Many indications of a working petroleum system can be seen on the Sabah MC3D seismic data below.

Seismic images from the Dangerous Grounds indicate Carbonates showing a ‘soft’ response with underlying potential source rocks, coupled with shallow gas and pockmarks indicating a working petroleum system.

 

In the well-proven and producing fields of the Fold and Thrust Belt, we can see a very active present-day syn-kinematic system of reservoir deposition coupled with active tectonic deformation. Reservoir variability has been a risk for explorers, as is evident from the image shown below.
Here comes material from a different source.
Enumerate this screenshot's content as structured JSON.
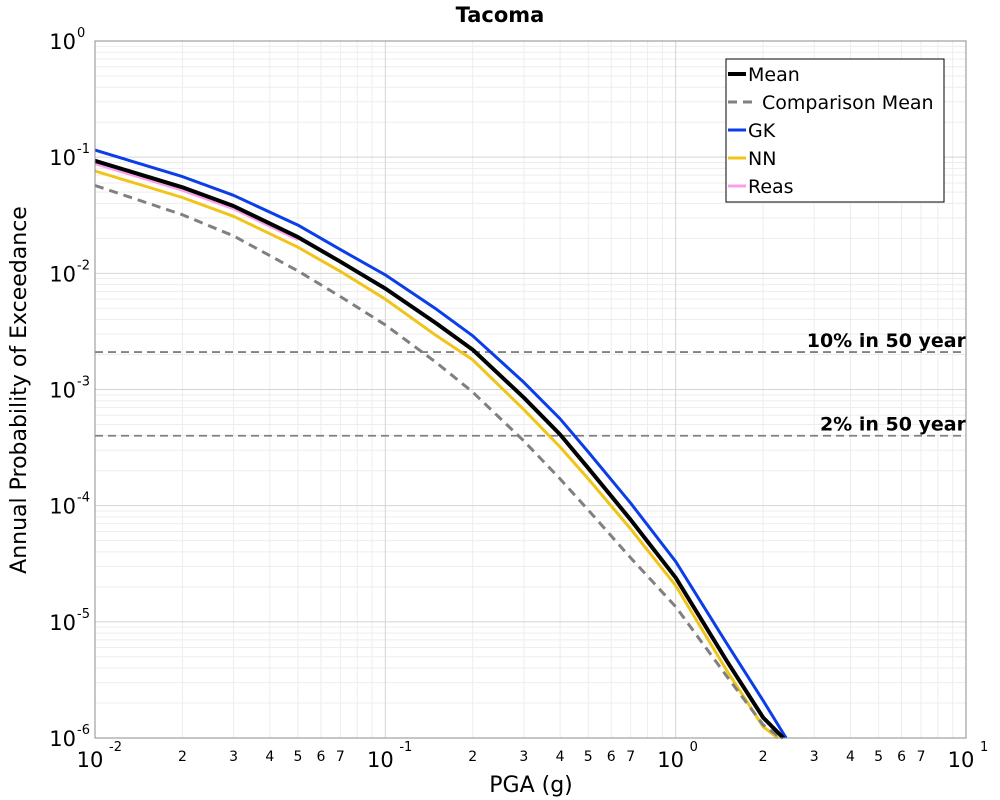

The key here is to carefully map each of the channel and splay systems throughout the sequence and only a high-quality and high-resolution dataset such as that afforded by the broadband multisensor Sabah MC3D can allow such precise detailed mapping of individual beds.

An RMS amplitude extraction (of just below the seabed) draped onto the seabed horizon. Present-day systems show reservoir variability and ponding of turbidite sands in the lows. The present is key to the past and from this, we can envisage a similar depositional setting during the Mio-Pliocene period in the Fold and Thrust Belt.

High-end QI workflows, generating Vp/Vs volumes, and working in the pre-stack domain, improve the chance of success and de-risk prospects. Initial work, on a relative Vp/Vs inversion cube using broadband data acquired with multisensor technology, shows that the reservoirs trapped in the low side of the folds, as seen on the present-day seabed, present a low Vp/Vs response, similar to that of nearby discovered fields. This finding suggests that there is an upside to hydrocarbons already discovered on block, boosting the economic value of the block operator’s asset portfolio.

QI: Relative Vp/Vs volume. Low Vp/Vs anomalies in strat traps close to discovered fields can substantially increase the economic value of the asset.

Sarawak Challenges and Opportunities

One of the many learnings from the Sabah MC3D data – and there are still more new findings to follow – is the long-term contribution of such a basin-scale MultiClient 3D dataset. In addition to supporting better evaluation of assets and facilitating operators' assessment of primary and nearfield opportunities, it can add enormous value to the industry's understanding of any basin.

In late October 2021, the JV consortium started acquiring data on the first phase (covering approximately 6 500 sq. km) of the Sarawak MC3D, on the Luconia Platform and in the Tatau Basin. Like Sabah, this area consists of Tertiary clastic and carbonate targets, being part of the greater northwest Borneo Sundaland geological setting. The consortium is aiming to work together with the industry to identify prospective areas and build upon this initial phase of seismic acquisition, to provide exploration insight and, ultimately, deliver a basin-scale regional broadband 3D dataset, akin to what has been accomplished for Sabah.

Sarawak Phase 1 targets the western Luconia Platform and the Tatau Basin (polygons may be extended subject to pre-funding).